Prometheus Alert Rules (Example)

apiVersion: monitoring.coreos.com/v1
kind: PrometheusRule
metadata:
  name: telemetryflow-alerts
  namespace: telemetryflow
spec:
  groups:
    - name: telemetryflow
      rules:
        - alert: TelemetryFlowBackendDown
          expr: up{job="tfo-backend"} == 0
          for: 2m
          labels:
            severity: critical
          annotations:
            summary: "TFO Backend is down"
            description: "Backend has been unreachable for 2 minutes"

        - alert: TelemetryFlowCollectorDroppingSpans
          expr: rate(otelcol_processor_dropped_spans[5m]) > 0
          for: 5m
          labels:
            severity: warning
          annotations:
            summary: "Collector dropping spans"

        - alert: TelemetryFlowPostgresConnectionsHigh
          expr: pg_stat_activity_count > 80
          for: 5m
          labels:
            severity: warning
          annotations:
            summary: "PostgreSQL connections approaching limit"

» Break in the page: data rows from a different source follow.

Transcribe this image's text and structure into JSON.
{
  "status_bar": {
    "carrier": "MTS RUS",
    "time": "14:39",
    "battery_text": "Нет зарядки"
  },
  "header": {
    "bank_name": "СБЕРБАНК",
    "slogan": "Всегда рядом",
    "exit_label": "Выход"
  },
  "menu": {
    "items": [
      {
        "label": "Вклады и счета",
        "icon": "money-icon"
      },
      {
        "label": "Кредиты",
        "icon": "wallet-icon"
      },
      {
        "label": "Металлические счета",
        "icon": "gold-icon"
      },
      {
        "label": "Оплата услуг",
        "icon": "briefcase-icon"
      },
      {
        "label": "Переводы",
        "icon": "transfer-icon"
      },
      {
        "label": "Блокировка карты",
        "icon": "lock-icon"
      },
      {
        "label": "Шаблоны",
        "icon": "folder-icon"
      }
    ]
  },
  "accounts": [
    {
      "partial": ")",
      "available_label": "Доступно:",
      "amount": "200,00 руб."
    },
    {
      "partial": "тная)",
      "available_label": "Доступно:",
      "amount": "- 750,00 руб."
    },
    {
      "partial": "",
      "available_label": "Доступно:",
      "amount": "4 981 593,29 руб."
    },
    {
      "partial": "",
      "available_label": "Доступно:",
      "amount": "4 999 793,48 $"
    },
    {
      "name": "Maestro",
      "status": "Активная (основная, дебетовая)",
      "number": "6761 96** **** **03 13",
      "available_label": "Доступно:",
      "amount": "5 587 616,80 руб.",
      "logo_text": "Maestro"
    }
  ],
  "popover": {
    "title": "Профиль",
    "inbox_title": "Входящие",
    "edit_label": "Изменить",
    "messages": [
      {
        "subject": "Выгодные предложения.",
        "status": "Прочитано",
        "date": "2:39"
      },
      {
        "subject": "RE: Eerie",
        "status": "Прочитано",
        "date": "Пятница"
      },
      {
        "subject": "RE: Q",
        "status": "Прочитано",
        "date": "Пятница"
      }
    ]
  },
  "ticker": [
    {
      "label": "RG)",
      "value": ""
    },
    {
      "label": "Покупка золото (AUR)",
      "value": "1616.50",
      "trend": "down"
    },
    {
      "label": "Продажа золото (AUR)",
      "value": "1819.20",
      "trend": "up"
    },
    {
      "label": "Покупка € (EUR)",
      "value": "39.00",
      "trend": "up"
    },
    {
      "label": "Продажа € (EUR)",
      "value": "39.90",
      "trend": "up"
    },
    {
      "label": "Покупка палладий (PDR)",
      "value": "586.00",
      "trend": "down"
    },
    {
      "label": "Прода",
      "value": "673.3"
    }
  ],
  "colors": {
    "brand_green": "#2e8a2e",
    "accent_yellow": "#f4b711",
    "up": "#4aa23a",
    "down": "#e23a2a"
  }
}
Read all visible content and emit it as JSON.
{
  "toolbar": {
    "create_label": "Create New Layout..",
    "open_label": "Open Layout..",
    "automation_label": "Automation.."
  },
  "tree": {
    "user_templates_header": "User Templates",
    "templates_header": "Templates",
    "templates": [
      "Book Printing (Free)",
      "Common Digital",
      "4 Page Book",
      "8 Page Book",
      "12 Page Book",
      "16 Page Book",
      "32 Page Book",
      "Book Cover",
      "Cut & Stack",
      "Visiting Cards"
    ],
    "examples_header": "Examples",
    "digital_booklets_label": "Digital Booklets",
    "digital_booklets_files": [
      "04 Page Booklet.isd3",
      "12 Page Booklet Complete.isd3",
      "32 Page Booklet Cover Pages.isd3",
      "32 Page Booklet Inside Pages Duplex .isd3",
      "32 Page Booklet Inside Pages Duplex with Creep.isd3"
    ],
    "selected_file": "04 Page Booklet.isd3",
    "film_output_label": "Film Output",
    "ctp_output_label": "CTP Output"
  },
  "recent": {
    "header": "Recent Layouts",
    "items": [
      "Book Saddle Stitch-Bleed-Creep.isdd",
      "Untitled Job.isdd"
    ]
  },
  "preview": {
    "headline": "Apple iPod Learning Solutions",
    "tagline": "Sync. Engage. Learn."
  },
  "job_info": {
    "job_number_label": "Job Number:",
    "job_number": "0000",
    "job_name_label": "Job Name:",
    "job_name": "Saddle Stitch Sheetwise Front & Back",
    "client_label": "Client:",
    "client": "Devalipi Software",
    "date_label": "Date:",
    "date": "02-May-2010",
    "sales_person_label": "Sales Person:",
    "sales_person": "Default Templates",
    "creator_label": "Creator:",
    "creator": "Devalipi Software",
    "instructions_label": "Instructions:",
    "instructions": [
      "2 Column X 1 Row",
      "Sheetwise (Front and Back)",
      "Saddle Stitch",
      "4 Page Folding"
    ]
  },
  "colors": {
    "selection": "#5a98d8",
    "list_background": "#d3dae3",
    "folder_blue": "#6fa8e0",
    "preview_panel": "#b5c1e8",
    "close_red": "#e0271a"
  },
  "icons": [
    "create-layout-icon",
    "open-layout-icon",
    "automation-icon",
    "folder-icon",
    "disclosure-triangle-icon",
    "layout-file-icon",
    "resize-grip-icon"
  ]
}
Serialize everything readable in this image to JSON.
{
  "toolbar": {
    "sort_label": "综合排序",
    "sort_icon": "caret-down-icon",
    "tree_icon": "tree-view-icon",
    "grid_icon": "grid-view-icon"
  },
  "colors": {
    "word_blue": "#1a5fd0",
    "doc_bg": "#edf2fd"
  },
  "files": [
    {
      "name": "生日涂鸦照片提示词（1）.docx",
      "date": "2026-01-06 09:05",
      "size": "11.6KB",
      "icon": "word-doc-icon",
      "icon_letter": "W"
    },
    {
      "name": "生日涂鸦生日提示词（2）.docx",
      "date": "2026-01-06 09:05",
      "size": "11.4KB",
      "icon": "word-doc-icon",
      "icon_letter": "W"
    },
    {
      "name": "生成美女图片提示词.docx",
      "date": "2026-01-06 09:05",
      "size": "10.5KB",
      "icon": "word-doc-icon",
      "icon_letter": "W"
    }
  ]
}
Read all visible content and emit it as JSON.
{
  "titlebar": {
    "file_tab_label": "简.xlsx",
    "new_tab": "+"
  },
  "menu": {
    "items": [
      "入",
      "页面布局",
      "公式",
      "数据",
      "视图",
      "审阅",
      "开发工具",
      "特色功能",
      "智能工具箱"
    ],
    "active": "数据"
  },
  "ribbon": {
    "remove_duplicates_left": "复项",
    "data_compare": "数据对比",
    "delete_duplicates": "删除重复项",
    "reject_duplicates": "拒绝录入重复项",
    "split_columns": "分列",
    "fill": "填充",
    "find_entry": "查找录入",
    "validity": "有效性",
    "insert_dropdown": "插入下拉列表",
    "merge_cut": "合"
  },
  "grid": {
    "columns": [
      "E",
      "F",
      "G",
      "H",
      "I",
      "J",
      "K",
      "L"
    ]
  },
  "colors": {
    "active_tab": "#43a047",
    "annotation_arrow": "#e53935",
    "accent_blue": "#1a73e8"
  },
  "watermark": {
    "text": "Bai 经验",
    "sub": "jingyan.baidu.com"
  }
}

        - alert: TelemetryFlowClickHouseDiskSpace
          expr: clickhouse_disk_space_available_bytes < 10737418240
          for: 5m
          labels:
            severity: critical
          annotations:
            summary: "ClickHouse less than 10GB free"

        - alert: TelemetryFlowRedisMemoryHigh
          expr: redis_used_memory_bytes / redis_memory_max_bytes > 0.9
          for: 5m
          labels:
            severity: warning
          annotations:
            summary: "Redis using > 90% of max memory"

Enabling ServiceMonitors

# In Helm values
monitoring:
  serviceMonitor:
    enabled: true
    interval: 30s
    scrapeTimeout: 10s
    honorLabels: true

  exporters:
    redis:
      enabled: true
    nats:
      enabled: true
    postgres:
      enabled: true
    clickhouse:
      enabled: true

Dashboard Setup

TFO Viz (Built-in)

Access the built-in dashboard at http://localhost:8080 (or your configured URL). It provides:

  • Infrastructure overview (hosts, containers, pods)
  • Application performance metrics
  • Log search and filtering
  • Distributed trace visualization
  • Alert management

Grafana (External)

If using an external Prometheus + Grafana stack:

  1. Add Prometheus data sources for each exporter endpoint
  2. Import dashboards or create custom panels for:
    • Backend request rate, latency, error rate
    • Collector pipeline throughput and drops
    • Database performance and connections
    • Cache hit rates and memory usage
    • NATS consumer lag